Gene Therapy

We believe our platform offers the potential for safer, targeted ocular gene therapy without some of the risks of surgery and subretinal administration. Suprachoroidal administration of gene therapy could ultimately enhance access to care because it does not require specialized gene therapy surgery treatment centers. The procedure for suprachoroidal injection is conducted in an office setting and is similar in terms of patient preparation and duration to the procedure for intravitreal injection.  Therefore, we believe our products could be incorporated into retina specialists’ standard medical practice.


We believe suprachoroidal administration may further enhance the value proposition of ocular gene therapy by potentially improving safety and expanding access. We are dedicating some of our resources toward development of therapeutics using this approach and are exploring non-viral gene therapies in preclinical studies both alone and in collaborations with an academic center and gene therapy companies.
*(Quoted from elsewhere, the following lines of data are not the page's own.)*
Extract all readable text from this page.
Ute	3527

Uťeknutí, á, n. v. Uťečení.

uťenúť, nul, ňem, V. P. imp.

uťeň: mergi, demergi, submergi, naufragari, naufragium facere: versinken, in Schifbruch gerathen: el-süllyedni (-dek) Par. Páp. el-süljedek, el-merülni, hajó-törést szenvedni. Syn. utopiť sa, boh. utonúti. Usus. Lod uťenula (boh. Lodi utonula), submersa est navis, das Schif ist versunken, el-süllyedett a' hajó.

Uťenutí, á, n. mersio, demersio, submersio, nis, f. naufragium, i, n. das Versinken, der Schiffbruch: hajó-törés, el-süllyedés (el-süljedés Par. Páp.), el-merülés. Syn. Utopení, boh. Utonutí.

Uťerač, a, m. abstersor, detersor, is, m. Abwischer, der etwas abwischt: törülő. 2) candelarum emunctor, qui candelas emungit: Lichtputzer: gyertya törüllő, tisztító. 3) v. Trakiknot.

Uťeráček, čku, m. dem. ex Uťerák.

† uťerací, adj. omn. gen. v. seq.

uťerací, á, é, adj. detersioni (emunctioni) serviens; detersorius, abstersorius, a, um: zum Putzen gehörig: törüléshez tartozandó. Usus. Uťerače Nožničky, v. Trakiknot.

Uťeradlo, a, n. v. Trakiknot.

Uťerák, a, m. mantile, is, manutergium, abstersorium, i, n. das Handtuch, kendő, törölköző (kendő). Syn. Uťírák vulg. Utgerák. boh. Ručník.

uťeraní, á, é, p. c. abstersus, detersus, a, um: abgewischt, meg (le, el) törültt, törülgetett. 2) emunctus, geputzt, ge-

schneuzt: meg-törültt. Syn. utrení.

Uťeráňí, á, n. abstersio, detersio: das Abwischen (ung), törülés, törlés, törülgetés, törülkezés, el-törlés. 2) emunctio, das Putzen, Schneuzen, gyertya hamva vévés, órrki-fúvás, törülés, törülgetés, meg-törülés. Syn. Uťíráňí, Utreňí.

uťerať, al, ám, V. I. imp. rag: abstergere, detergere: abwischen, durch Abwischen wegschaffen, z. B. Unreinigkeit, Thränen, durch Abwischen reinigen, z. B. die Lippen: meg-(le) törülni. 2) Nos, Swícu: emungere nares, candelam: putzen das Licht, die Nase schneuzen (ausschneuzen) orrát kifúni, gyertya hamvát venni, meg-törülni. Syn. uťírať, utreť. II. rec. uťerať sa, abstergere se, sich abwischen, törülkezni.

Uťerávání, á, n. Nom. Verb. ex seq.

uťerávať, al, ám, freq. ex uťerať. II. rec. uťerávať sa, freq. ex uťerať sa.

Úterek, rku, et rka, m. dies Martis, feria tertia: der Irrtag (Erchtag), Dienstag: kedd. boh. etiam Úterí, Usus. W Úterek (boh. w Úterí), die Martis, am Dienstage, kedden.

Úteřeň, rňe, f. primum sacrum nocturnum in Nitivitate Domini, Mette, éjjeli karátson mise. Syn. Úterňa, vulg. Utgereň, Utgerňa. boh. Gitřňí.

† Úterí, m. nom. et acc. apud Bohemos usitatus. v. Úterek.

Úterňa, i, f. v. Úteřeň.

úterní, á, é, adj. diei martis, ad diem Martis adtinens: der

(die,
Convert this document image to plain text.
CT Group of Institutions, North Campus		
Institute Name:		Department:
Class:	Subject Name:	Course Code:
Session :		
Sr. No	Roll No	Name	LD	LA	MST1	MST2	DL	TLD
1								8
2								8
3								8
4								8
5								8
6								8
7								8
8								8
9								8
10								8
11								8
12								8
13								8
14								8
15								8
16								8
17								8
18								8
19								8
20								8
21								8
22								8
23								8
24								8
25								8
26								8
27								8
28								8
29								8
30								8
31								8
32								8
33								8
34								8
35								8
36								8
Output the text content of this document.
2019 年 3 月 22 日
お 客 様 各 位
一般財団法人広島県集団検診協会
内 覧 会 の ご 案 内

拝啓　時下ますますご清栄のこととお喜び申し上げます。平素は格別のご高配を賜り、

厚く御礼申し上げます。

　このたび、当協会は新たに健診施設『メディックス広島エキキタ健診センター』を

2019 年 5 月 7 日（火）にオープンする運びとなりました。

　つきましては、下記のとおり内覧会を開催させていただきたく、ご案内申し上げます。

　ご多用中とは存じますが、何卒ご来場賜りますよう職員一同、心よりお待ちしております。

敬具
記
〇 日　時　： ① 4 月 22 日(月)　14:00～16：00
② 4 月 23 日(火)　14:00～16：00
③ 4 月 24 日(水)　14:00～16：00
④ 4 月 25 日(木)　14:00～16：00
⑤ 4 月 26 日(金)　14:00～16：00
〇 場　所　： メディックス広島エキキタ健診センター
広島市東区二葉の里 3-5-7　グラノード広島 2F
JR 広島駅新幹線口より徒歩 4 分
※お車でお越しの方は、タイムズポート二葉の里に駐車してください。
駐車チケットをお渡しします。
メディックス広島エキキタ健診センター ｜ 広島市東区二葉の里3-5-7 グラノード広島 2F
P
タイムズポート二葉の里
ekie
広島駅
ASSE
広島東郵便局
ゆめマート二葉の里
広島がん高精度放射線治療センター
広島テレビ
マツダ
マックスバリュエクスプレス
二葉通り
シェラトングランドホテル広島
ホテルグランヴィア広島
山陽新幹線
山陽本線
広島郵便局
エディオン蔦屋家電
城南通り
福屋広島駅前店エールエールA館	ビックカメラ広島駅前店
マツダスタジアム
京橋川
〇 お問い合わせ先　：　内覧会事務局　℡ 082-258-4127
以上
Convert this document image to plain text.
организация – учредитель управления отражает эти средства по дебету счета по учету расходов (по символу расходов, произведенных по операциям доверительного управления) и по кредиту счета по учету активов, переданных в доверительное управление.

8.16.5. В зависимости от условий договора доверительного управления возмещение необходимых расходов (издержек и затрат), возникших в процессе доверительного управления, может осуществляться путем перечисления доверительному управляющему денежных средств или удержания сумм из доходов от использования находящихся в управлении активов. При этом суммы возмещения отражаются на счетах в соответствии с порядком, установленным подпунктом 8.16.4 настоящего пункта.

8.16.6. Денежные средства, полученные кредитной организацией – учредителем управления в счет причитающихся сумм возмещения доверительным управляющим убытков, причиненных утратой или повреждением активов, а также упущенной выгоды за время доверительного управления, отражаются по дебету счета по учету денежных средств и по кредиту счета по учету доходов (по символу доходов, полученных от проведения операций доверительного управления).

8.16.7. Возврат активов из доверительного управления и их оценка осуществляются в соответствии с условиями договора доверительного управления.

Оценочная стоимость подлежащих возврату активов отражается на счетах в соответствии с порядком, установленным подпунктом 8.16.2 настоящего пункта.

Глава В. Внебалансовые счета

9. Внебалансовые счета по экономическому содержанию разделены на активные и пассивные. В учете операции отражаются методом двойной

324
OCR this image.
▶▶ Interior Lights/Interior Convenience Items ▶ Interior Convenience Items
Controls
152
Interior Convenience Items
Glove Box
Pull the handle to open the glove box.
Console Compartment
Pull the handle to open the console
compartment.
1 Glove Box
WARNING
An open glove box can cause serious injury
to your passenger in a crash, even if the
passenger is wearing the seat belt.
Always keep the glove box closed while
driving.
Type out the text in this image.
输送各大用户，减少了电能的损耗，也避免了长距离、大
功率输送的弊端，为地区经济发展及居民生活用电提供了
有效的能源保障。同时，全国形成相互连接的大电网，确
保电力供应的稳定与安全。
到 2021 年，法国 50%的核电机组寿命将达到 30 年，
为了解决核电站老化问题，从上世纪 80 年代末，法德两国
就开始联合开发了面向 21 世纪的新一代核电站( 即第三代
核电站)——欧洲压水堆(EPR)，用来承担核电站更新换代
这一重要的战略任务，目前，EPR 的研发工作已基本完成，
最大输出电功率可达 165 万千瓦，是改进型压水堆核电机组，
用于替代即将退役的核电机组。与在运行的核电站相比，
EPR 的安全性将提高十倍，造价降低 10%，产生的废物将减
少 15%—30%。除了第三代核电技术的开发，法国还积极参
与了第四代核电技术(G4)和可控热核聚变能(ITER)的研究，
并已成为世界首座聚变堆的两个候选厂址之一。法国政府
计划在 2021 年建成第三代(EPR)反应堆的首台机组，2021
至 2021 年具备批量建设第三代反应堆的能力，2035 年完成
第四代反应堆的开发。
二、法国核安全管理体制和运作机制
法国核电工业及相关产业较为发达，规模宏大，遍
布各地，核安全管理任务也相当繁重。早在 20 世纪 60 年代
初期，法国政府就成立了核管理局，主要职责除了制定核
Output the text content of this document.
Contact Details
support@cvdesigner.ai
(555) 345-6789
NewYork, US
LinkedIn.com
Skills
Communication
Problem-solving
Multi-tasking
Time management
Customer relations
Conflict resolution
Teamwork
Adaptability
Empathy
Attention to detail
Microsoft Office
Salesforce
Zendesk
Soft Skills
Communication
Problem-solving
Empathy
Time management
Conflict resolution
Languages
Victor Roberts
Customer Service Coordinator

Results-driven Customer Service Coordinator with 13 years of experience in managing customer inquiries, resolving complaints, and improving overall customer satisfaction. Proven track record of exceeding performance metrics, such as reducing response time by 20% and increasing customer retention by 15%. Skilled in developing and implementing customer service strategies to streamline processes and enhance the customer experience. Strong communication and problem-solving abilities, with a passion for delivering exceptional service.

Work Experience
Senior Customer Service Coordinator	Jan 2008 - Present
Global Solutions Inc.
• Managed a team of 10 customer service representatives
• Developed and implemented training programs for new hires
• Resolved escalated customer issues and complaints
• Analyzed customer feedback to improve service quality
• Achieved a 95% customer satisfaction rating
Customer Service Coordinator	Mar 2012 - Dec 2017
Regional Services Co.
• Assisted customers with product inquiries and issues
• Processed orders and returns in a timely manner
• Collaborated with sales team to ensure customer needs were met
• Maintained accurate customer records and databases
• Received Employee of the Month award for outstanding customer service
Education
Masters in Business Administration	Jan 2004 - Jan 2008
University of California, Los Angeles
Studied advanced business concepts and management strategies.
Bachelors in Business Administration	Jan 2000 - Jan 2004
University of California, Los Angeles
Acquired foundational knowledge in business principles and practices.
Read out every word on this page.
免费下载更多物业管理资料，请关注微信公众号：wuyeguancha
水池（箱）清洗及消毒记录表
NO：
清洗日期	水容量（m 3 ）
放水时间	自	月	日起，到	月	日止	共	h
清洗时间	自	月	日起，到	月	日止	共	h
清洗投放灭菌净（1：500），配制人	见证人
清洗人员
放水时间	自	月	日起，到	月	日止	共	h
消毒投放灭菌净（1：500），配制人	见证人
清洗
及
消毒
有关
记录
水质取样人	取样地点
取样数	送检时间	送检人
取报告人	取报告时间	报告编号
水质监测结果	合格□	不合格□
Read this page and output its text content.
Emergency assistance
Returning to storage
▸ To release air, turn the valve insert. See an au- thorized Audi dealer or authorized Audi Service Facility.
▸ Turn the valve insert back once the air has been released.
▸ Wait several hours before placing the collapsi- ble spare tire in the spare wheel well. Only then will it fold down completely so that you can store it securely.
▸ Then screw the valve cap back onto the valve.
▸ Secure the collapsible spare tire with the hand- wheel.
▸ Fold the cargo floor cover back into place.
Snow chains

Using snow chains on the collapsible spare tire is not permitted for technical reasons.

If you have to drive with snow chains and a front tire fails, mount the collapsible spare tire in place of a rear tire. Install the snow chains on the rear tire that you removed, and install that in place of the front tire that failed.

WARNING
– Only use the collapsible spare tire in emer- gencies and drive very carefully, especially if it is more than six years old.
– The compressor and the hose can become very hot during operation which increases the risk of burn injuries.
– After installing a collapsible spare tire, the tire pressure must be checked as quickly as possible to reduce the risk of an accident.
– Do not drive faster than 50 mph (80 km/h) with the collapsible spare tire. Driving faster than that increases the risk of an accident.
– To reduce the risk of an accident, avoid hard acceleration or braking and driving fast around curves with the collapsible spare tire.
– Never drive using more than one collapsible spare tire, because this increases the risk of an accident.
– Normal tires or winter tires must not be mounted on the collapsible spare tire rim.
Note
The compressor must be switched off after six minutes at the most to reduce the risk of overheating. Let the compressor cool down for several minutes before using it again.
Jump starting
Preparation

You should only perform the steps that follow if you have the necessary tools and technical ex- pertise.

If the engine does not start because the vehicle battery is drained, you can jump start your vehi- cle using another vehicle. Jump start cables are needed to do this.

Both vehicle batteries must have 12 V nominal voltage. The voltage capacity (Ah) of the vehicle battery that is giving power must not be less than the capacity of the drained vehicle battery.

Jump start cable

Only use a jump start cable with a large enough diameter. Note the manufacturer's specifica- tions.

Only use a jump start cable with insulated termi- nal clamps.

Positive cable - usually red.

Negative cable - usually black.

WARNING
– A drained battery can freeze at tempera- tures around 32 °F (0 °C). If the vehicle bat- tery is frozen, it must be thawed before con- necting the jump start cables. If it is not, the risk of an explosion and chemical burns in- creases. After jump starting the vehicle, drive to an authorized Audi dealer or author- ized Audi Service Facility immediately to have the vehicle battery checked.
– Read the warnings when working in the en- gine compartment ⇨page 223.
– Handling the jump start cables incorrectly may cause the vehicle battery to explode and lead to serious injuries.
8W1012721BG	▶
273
We believe suprachoroidal delivery of gene therapy has the potential to:

Avoid risks of vitrectomy (surgery)
Avoid risks of retinotomy, subretinal injection, and macular detachment
Deliver larger genes using non-viral vectors
Convert gene therapy into an office-based procedure
Provide potentially broader retinal coverage
Enhance patient access

Preclinical Studies

In preclinical studies conducted independently and through collaborations with both an academic center and gene therapy companies, we have observed that suprachoroidal injection can administer both viral and non-viral gene therapy. Using marker genes like green fluorescent protein and luciferase in both rabbits and non-human primates, gene therapy was delivered with our suprachoroidal injection to achieve expression in the retina and choroid. 

Potential Indications

Inherited retinal diseases, or IRDs, such as Stargardt disease and Usher syndrome, represent some of the most challenging diseases that ophthalmologists encounter. They cause progressive, relentless vision loss due to changes in genes critical to the survival of photoreceptors and RPE cells, yet delivery of therapeutics to these cells is challenging.

In preclinical animal studies from which data was presented at the American Academy of Ophthalmology 2019 Annual Meeting in October 2019, the suprachoroidal injection of luciferase DNA nanoparticles (DNPs), in rabbits produced activity comparable to that seen from subretinal injections of luciferase DNPs. In these studies, SCS injections of DNPs were generally well tolerated across both rabbits and non-human primates, and no significant abnormalities were observed on ophthalmic exams. DNPs can also transfer large genes at potentially higher doses without the risks of subretinal surgery, which may allow for gene therapy in some of the most common IRDs.